Treatment of HIV/HCV coinfection poses specific challenges as it is preferred that patients are on stable ART prior to initiating H CV treatment and requires careful consideration of drug to drug interactions. In addition due to the high cost of DAAs, insurance companies may have specific criteria to approve HCV treatment in the HIV infected population. Access to care, frequent monitoring of HIV treatment and adherence to antiretroviral therapy have been associated with faster time to HIV viral suppression and increased survival in the HIV infected population.[8, 9]. In real world settings, these and other factors may be less optimal than in randomized clinical trials, hence, we aim to describe predictors of HCV cure among HIV/HCV coinfected patients in 3 large urban outpatient settings. We hypothesize that real world rates of HCV cure in the HIV infected population are lower than what has been described in clinical trials, and that attendance to clinical monitoring visits is associated with higher cure rates.
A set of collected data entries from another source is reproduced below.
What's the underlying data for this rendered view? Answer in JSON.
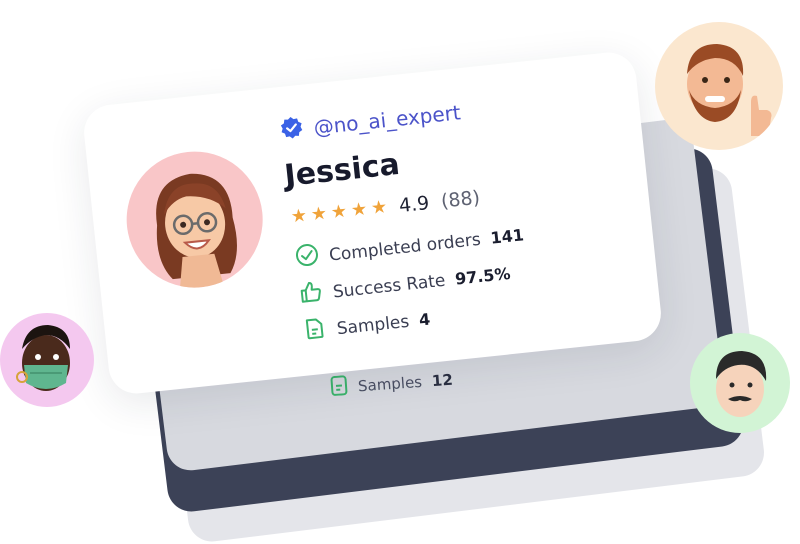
{
  "profile": {
    "handle": "@no_ai_expert",
    "name": "Jessica",
    "rating": "4.9",
    "rating_count": "(88)",
    "stars": 5,
    "stats": [
      {
        "label": "Completed orders",
        "value": "141",
        "icon": "check-circle-icon"
      },
      {
        "label": "Success Rate",
        "value": "97.5%",
        "icon": "thumbs-up-icon"
      },
      {
        "label": "Samples",
        "value": "4",
        "icon": "document-icon"
      }
    ]
  },
  "behind_card": {
    "samples_label": "Samples",
    "samples_value": "12"
  },
  "colors": {
    "accent": "#4b53c9",
    "star": "#f0a33a",
    "icon_green": "#3ab36b",
    "dark_card": "#3c4257"
  }
}
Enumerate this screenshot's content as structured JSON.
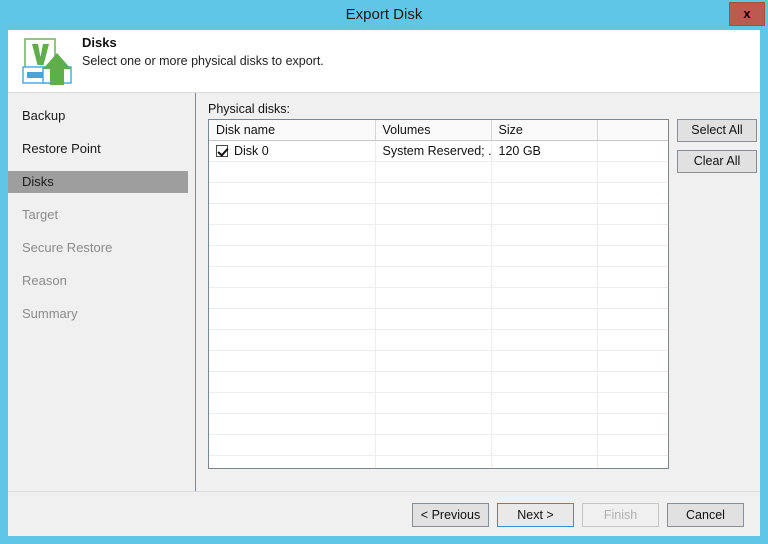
{
  "window": {
    "title": "Export Disk",
    "close_label": "x",
    "titlebar_color": "#5FC6E8",
    "close_color": "#BC5A50"
  },
  "header": {
    "title": "Disks",
    "subtitle": "Select one or more physical disks to export.",
    "icon": "veeam-export-disk-icon"
  },
  "sidebar": {
    "items": [
      {
        "label": "Backup",
        "state": "visited"
      },
      {
        "label": "Restore Point",
        "state": "visited"
      },
      {
        "label": "Disks",
        "state": "active"
      },
      {
        "label": "Target",
        "state": "pending"
      },
      {
        "label": "Secure Restore",
        "state": "pending"
      },
      {
        "label": "Reason",
        "state": "pending"
      },
      {
        "label": "Summary",
        "state": "pending"
      }
    ],
    "active_color": "#9E9E9E"
  },
  "main": {
    "list_label": "Physical disks:",
    "table": {
      "columns": [
        "Disk name",
        "Volumes",
        "Size",
        ""
      ],
      "rows": [
        {
          "checked": true,
          "disk_name": "Disk 0",
          "volumes": "System Reserved; ...",
          "size": "120 GB",
          "extra": ""
        }
      ],
      "empty_rows": 15
    },
    "buttons": {
      "select_all": "Select All",
      "clear_all": "Clear All"
    }
  },
  "footer": {
    "previous": "< Previous",
    "next": "Next >",
    "finish": "Finish",
    "cancel": "Cancel",
    "finish_enabled": false,
    "next_focused": true
  }
}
Understanding ‘real world’ data is key to inform interventions and treatment protocols and potentially increase cure rates in the HIV/HCV infected population.
Methods and Materials
Study design
This was a retrospective cohort study of adult HIV/HCV coinfected patients receiving medical care at 3 large outpatient settings in South Florida, USA:
The Miami Veterans Affairs Healthcare System (VA), serves approximately 153,000 veterans in three counties by operating 372 hospital beds, a community living center and 7 satellite clinics.
University of Miami Health system (UHealth), a private academic institution operating 3 hospitals and 30 outpatient facilities serving 4 counties.
Jackson Health System (JHS), a public academic institution with 6 hospitals, 12 specialty care centers and two long-term centers that serves as tertiary referral center for the State of Florida.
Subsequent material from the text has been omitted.